North Mississippi law enforcement come together to oppose medical marijuana initiative

OXFORD, Miss. (WMC) - This November, voters in Mississippi will decide whether to legalize medical marijuana or not.

Oxford and Lafayette County law enforcement officials say initiative 65 would create a “major impact on public safety” and urge residents to vote no.

On the November 3rd ballot, Mississippi residents will vote on Initiative 65, which allows medical marijuana as a treatment for more than 20 qualifying medical conditions like cancer or ALS.

Health and law enforcement officials are urging Lafayette County residents to vote no.

“There is no medical use for this substance and it is high risk for addiction,” Dr. Katherine Pannel, Psychiatrist said.

“Make no mistake Initiative 65 is not about compassionate care, it’s not about helping those with chronic illness, or pain, what it is about is addiction for profit,” Joey East, Lafayette County Sheriff, said.

Jaime Grantham with the Medical Marijuana 2020 Campaign, the group behind the initiative, says physicians were involved in crafting the initiative and curating the list of medical conditions.
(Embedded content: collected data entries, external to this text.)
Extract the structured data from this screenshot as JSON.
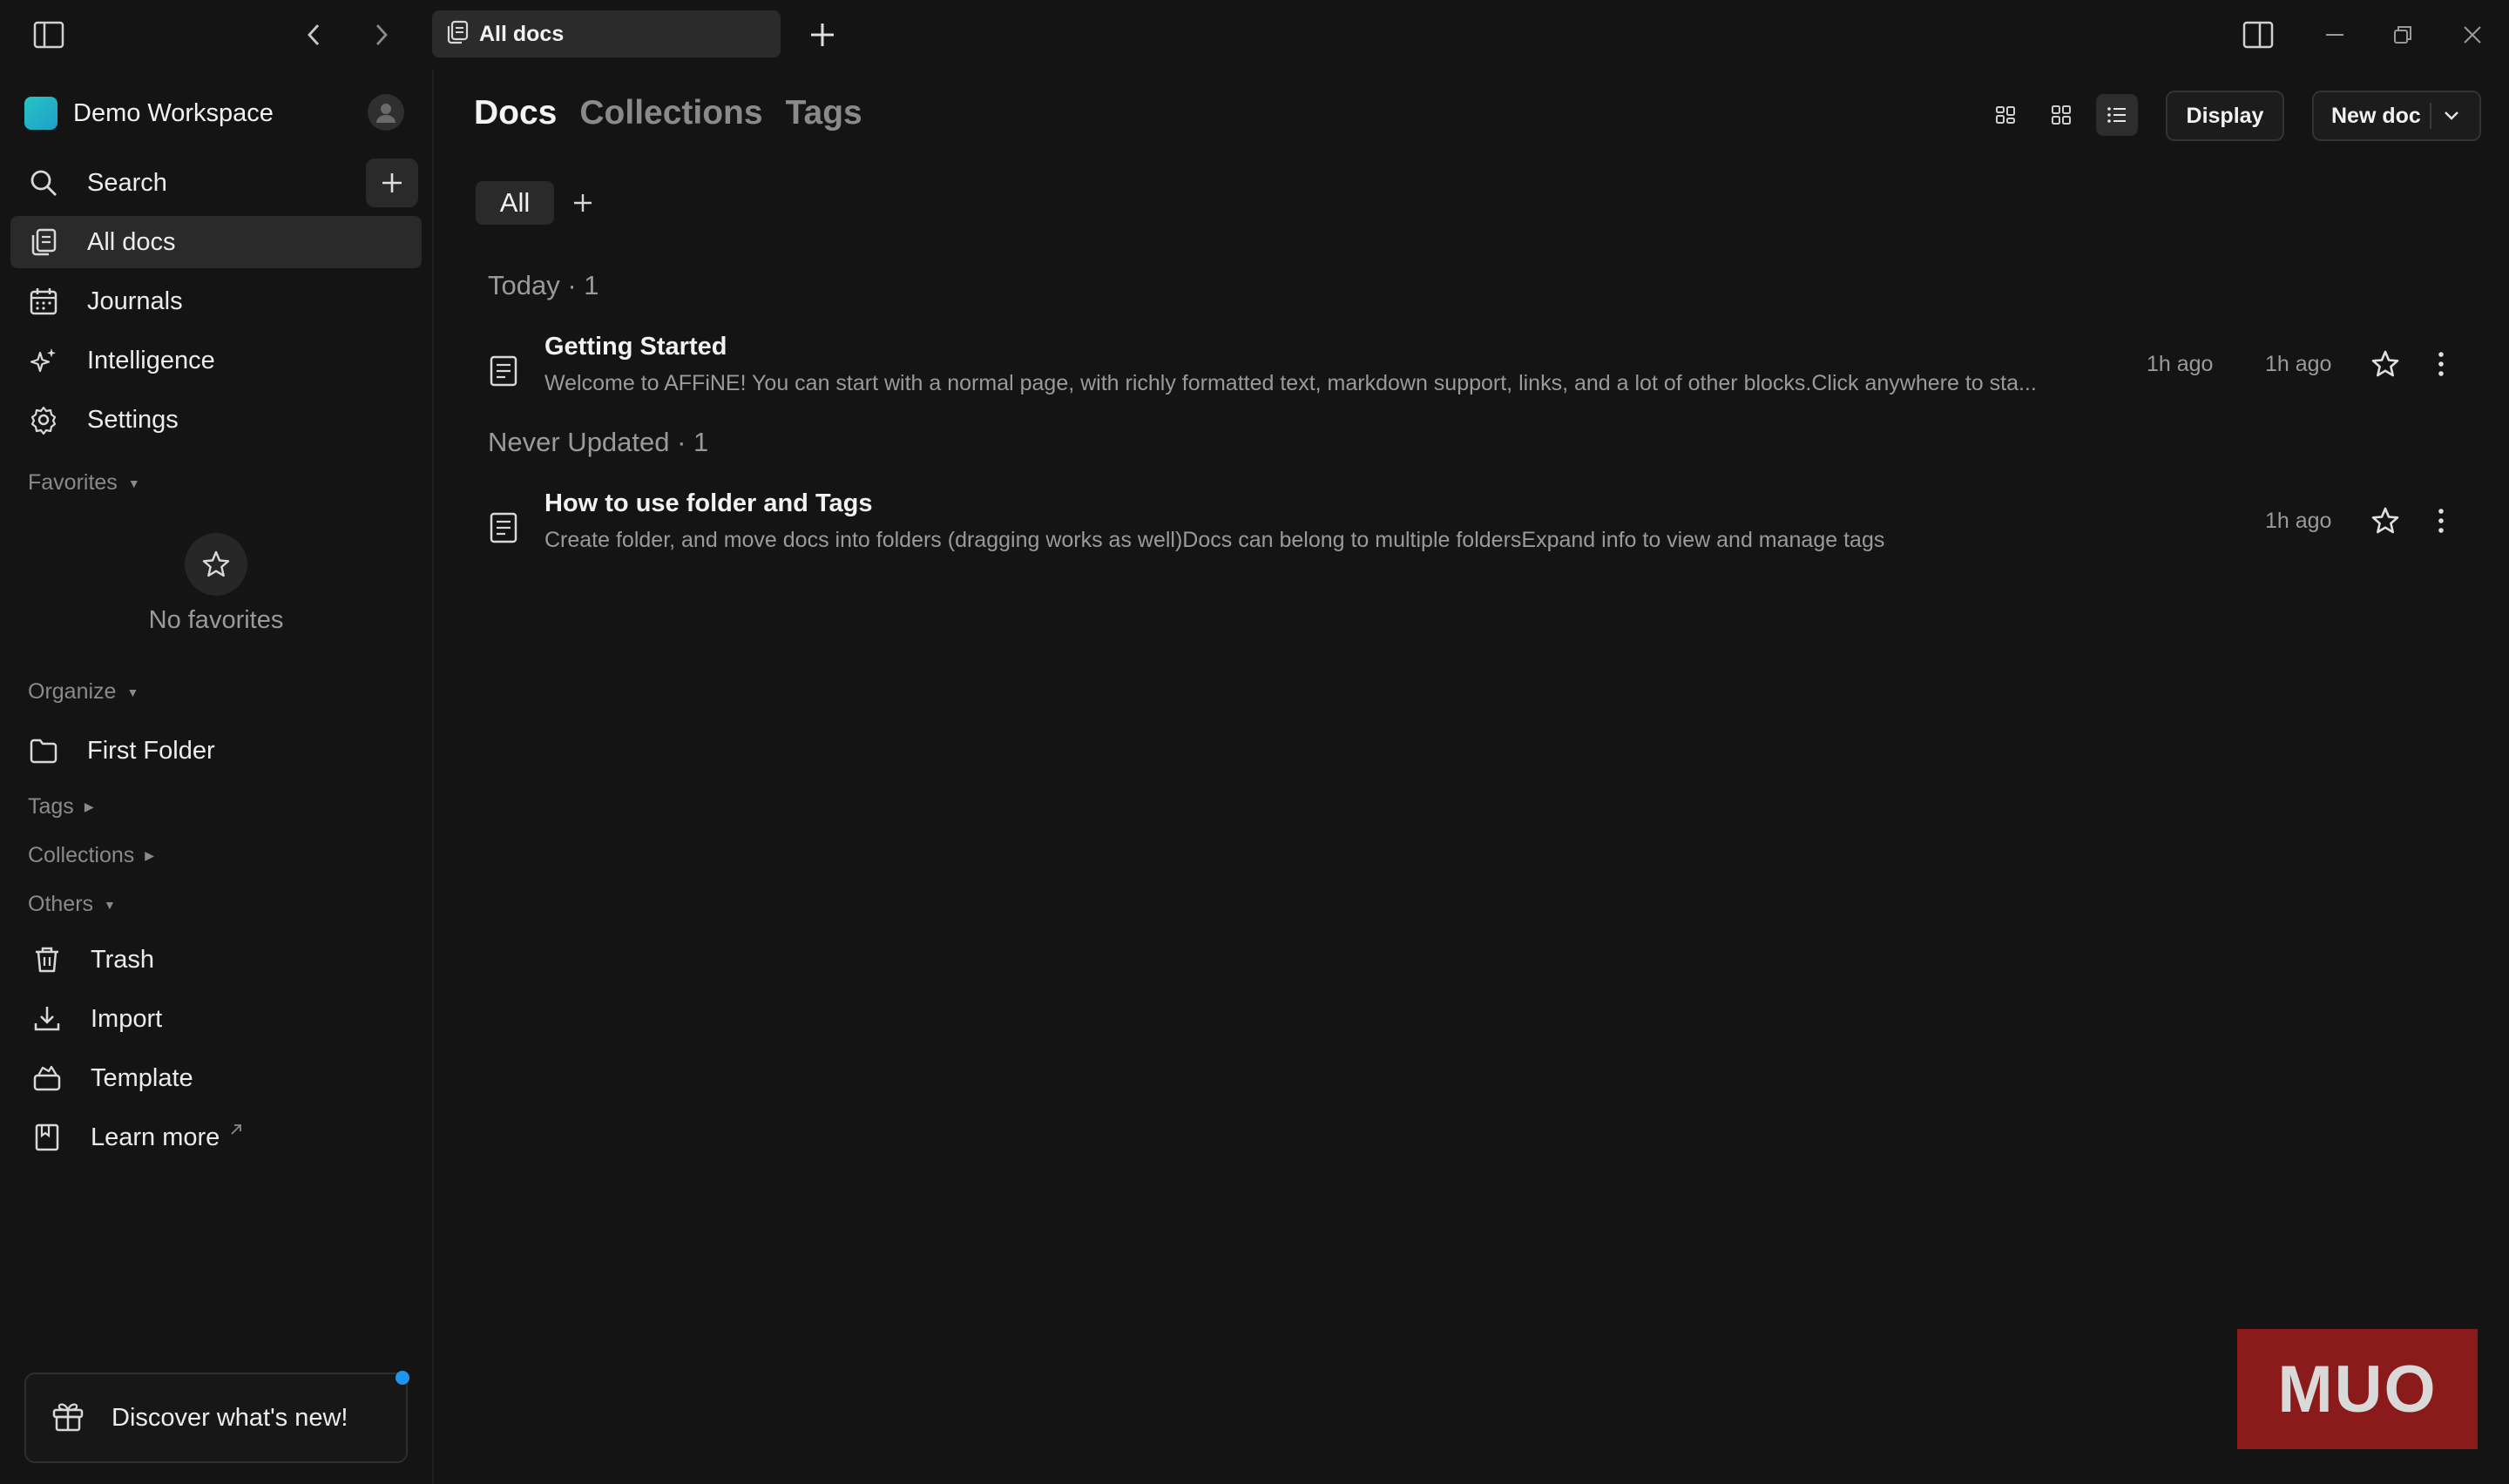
{
  "topbar": {
    "tab_label": "All docs"
  },
  "sidebar": {
    "workspace_name": "Demo Workspace",
    "nav": [
      {
        "label": "Search",
        "icon": "search-icon"
      },
      {
        "label": "All docs",
        "icon": "docs-icon"
      },
      {
        "label": "Journals",
        "icon": "calendar-icon"
      },
      {
        "label": "Intelligence",
        "icon": "sparkle-icon"
      },
      {
        "label": "Settings",
        "icon": "gear-icon"
      }
    ],
    "favorites_label": "Favorites",
    "no_favorites": "No favorites",
    "organize_label": "Organize",
    "folder_label": "First Folder",
    "tags_label": "Tags",
    "collections_label": "Collections",
    "others_label": "Others",
    "others_items": [
      {
        "label": "Trash",
        "icon": "trash-icon"
      },
      {
        "label": "Import",
        "icon": "import-icon"
      },
      {
        "label": "Template",
        "icon": "template-icon"
      },
      {
        "label": "Learn more",
        "icon": "book-icon"
      }
    ],
    "discover_label": "Discover what's new!"
  },
  "main": {
    "tabs": [
      "Docs",
      "Collections",
      "Tags"
    ],
    "display_label": "Display",
    "new_doc_label": "New doc",
    "filter_all": "All",
    "groups": [
      {
        "heading": "Today · 1",
        "docs": [
          {
            "title": "Getting Started",
            "preview": "Welcome to AFFiNE! You can start with a normal page, with richly formatted text, markdown support, links, and a lot of other blocks.Click anywhere to sta...",
            "created": "1h ago",
            "updated": "1h ago"
          }
        ]
      },
      {
        "heading": "Never Updated · 1",
        "docs": [
          {
            "title": "How to use folder and Tags",
            "preview": "Create folder, and move docs into folders (dragging works as well)Docs can belong to multiple foldersExpand info to view and manage tags",
            "created": "1h ago"
          }
        ]
      }
    ]
  },
  "watermark": "MUO",
  "colors": {
    "background": "#141414",
    "active_item": "#2a2a2a",
    "notification_dot": "#1e96eb",
    "workspace_logo": "#27c4c4"
  }
}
“Initiative 65 was carefully written and thoroughly researched after looking at 34 other states' medical marijuana programs, you know Mississippi would be the 35th state to adopt medical marijuana so this is not new,” Grantham said.
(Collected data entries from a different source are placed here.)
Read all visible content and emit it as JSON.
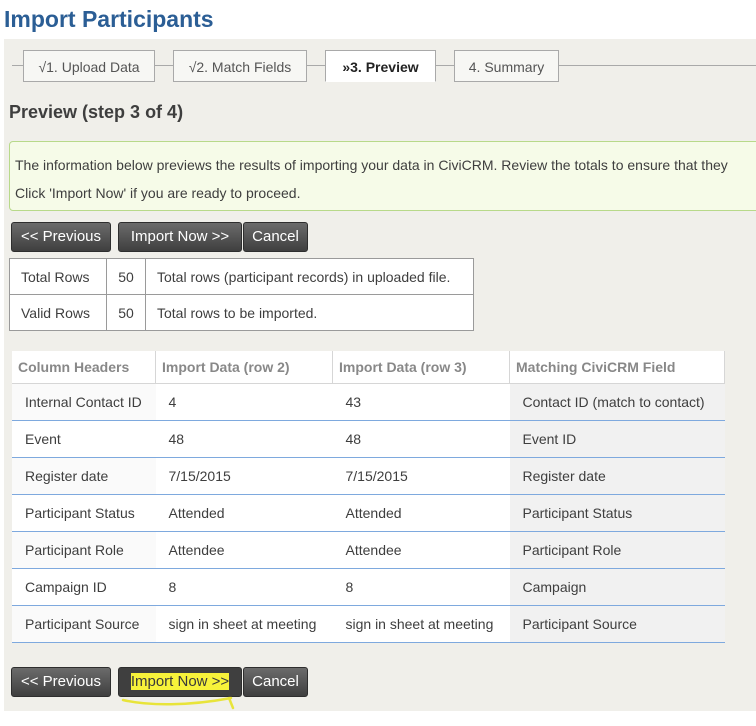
{
  "page": {
    "title": "Import Participants"
  },
  "wizard": {
    "steps": [
      {
        "label": "√1. Upload Data"
      },
      {
        "label": "√2. Match Fields"
      },
      {
        "label": "»3. Preview"
      },
      {
        "label": "4. Summary"
      }
    ],
    "active_step": 3
  },
  "step_title": "Preview (step 3 of 4)",
  "help": {
    "line1": "The information below previews the results of importing your data in CiviCRM. Review the totals to ensure that they",
    "line2": "Click 'Import Now' if you are ready to proceed."
  },
  "buttons": {
    "previous": "<< Previous",
    "import": "Import Now >>",
    "cancel": "Cancel"
  },
  "summary": [
    {
      "label": "Total Rows",
      "value": "50",
      "desc": "Total rows (participant records) in uploaded file."
    },
    {
      "label": "Valid Rows",
      "value": "50",
      "desc": "Total rows to be imported."
    }
  ],
  "preview": {
    "headers": [
      "Column Headers",
      "Import Data (row 2)",
      "Import Data (row 3)",
      "Matching CiviCRM Field"
    ],
    "rows": [
      [
        "Internal Contact ID",
        "4",
        "43",
        "Contact ID (match to contact)"
      ],
      [
        "Event",
        "48",
        "48",
        "Event ID"
      ],
      [
        "Register date",
        "7/15/2015",
        "7/15/2015",
        "Register date"
      ],
      [
        "Participant Status",
        "Attended",
        "Attended",
        "Participant Status"
      ],
      [
        "Participant Role",
        "Attendee",
        "Attendee",
        "Participant Role"
      ],
      [
        "Campaign ID",
        "8",
        "8",
        "Campaign"
      ],
      [
        "Participant Source",
        "sign in sheet at meeting",
        "sign in sheet at meeting",
        "Participant Source"
      ]
    ]
  },
  "colors": {
    "title": "#2b5e95",
    "highlight": "#f7f23a",
    "button": "#4a4a4a"
  }
}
Oxford’s police chief expressed concerns over the initiative proposing a free-market approach.

“Dispensaries, they can be located anywhere. Local governments, local county municipal governments cannot zone these businesses out” Jeff McCutchen, Oxford Police Chief, said.

Sheriff East asked residents to vote no on Initiative 65 and yes on 65A, which supports approving medical marijuana but restricts smoking marijuana to terminally ill patients and requires marijuana products and treatment oversight by licensed physicians.
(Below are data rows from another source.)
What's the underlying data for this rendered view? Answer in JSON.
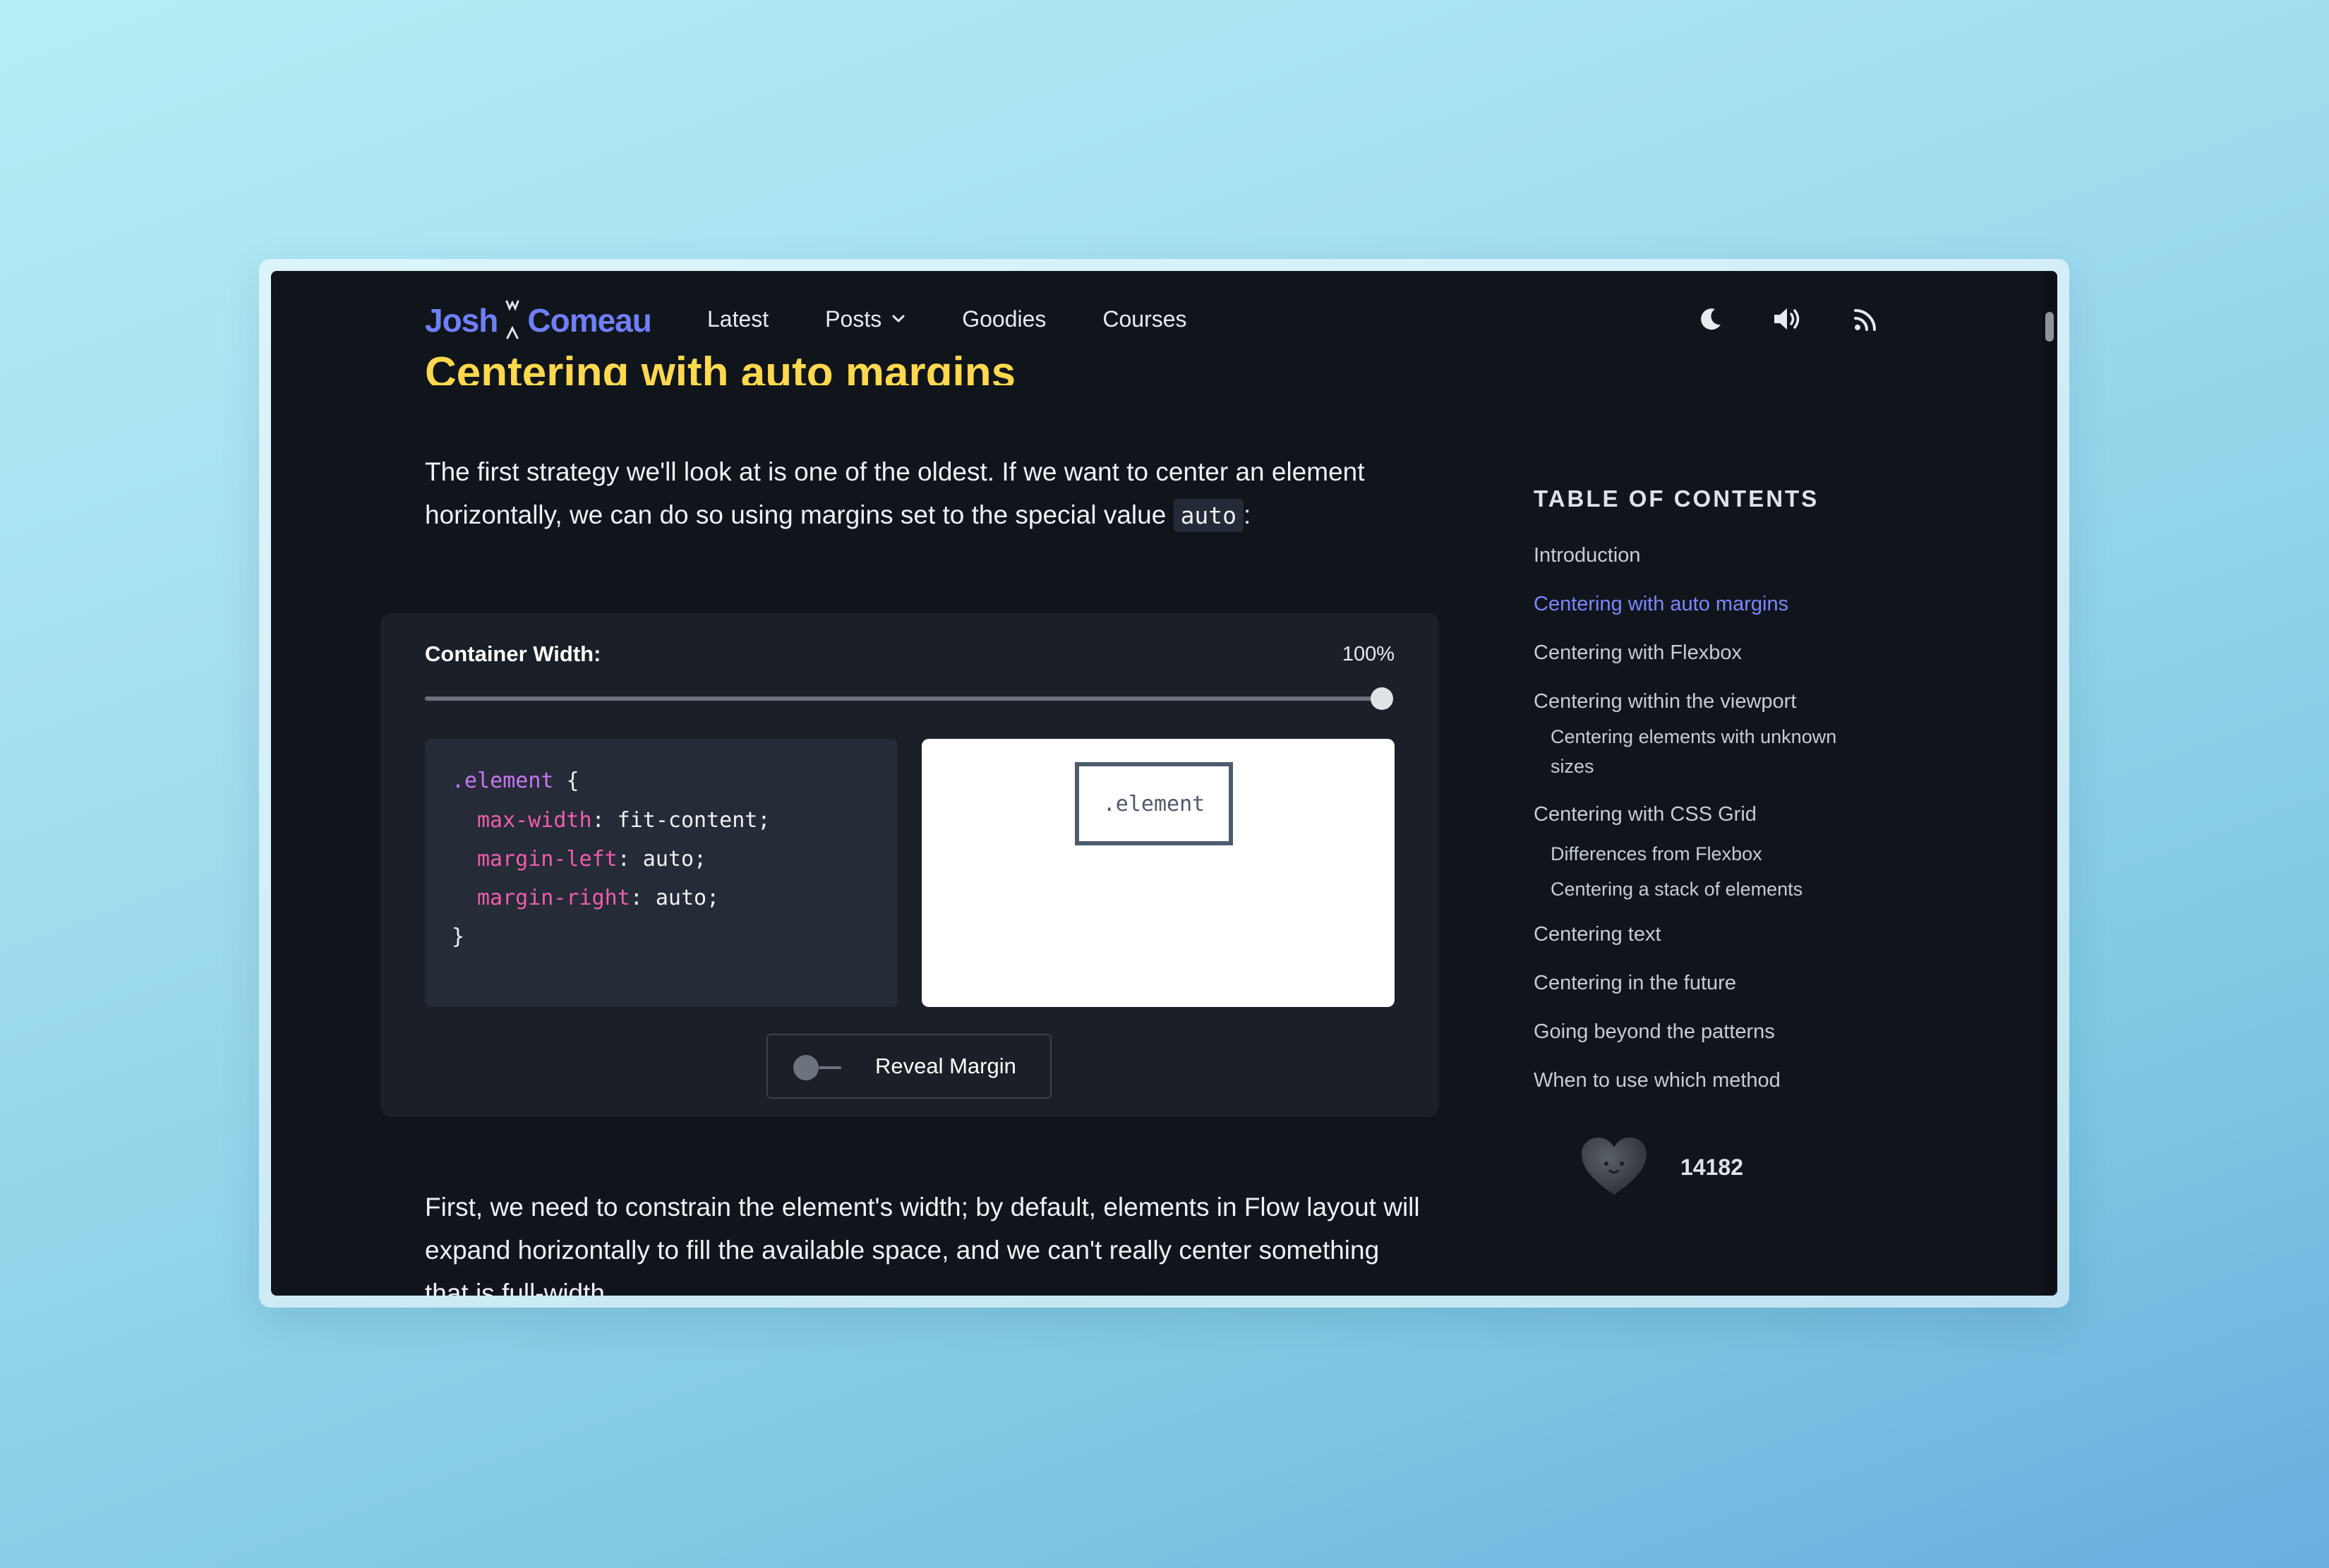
{
  "header": {
    "logo_first": "Josh",
    "logo_second": "Comeau",
    "nav": [
      {
        "label": "Latest"
      },
      {
        "label": "Posts"
      },
      {
        "label": "Goodies"
      },
      {
        "label": "Courses"
      }
    ],
    "icons": [
      "moon-icon",
      "volume-icon",
      "rss-icon"
    ]
  },
  "article": {
    "title": "Centering with auto margins",
    "para1_text": "The first strategy we'll look at is one of the oldest. If we want to center an element horizontally, we can do so using margins set to the special value ",
    "para1_code": "auto",
    "para1_end": ":",
    "para2_text": "First, we need to constrain the element's width; by default, elements in Flow layout will expand horizontally to fill the available space, and we can't really center something that is full-width."
  },
  "demo": {
    "label": "Container Width:",
    "value_text": "100%",
    "value": 1.0,
    "code": {
      "selector": ".element",
      "open": " {",
      "rules": [
        {
          "prop": "max-width",
          "value": " fit-content;"
        },
        {
          "prop": "margin-left",
          "value": " auto;"
        },
        {
          "prop": "margin-right",
          "value": " auto;"
        }
      ],
      "close": "}"
    },
    "preview_label": ".element",
    "toggle_label": "Reveal Margin",
    "toggle_on": false
  },
  "toc": {
    "heading": "TABLE OF CONTENTS",
    "items": [
      {
        "label": "Introduction",
        "active": false
      },
      {
        "label": "Centering with auto margins",
        "active": true
      },
      {
        "label": "Centering with Flexbox",
        "active": false
      },
      {
        "label": "Centering within the viewport",
        "active": false
      },
      {
        "label": "Centering elements with unknown",
        "sub": true
      },
      {
        "label": "sizes",
        "sub": true
      },
      {
        "label": "Centering with CSS Grid",
        "active": false
      },
      {
        "label": "Differences from Flexbox",
        "sub": true
      },
      {
        "label": "Centering a stack of elements",
        "sub": true
      },
      {
        "label": "Centering text",
        "active": false
      },
      {
        "label": "Centering in the future",
        "active": false
      },
      {
        "label": "Going beyond the patterns",
        "active": false
      },
      {
        "label": "When to use which method",
        "active": false
      }
    ]
  },
  "likes": {
    "count": "14182"
  },
  "colors": {
    "title": "#ffd84d",
    "accent": "#7b86ff",
    "selector": "#c776f2",
    "property": "#ef5da8",
    "background": "#10151c"
  }
}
Grantham says 65A creates confusion and would generate a monopoly.

“So 65A is written in such a way where there’s a limited license cap and what that means is, if you’ve only got 8 or 9 licenses in the whole state, all of a sudden those licenses become very valuable,” Grantham said.

If initiative 65 passes, Mississippi would be the second Mid-South state to legalize medical marijuana, back in 2016, Arkansas voters approved a medical marijuana program that is now operational.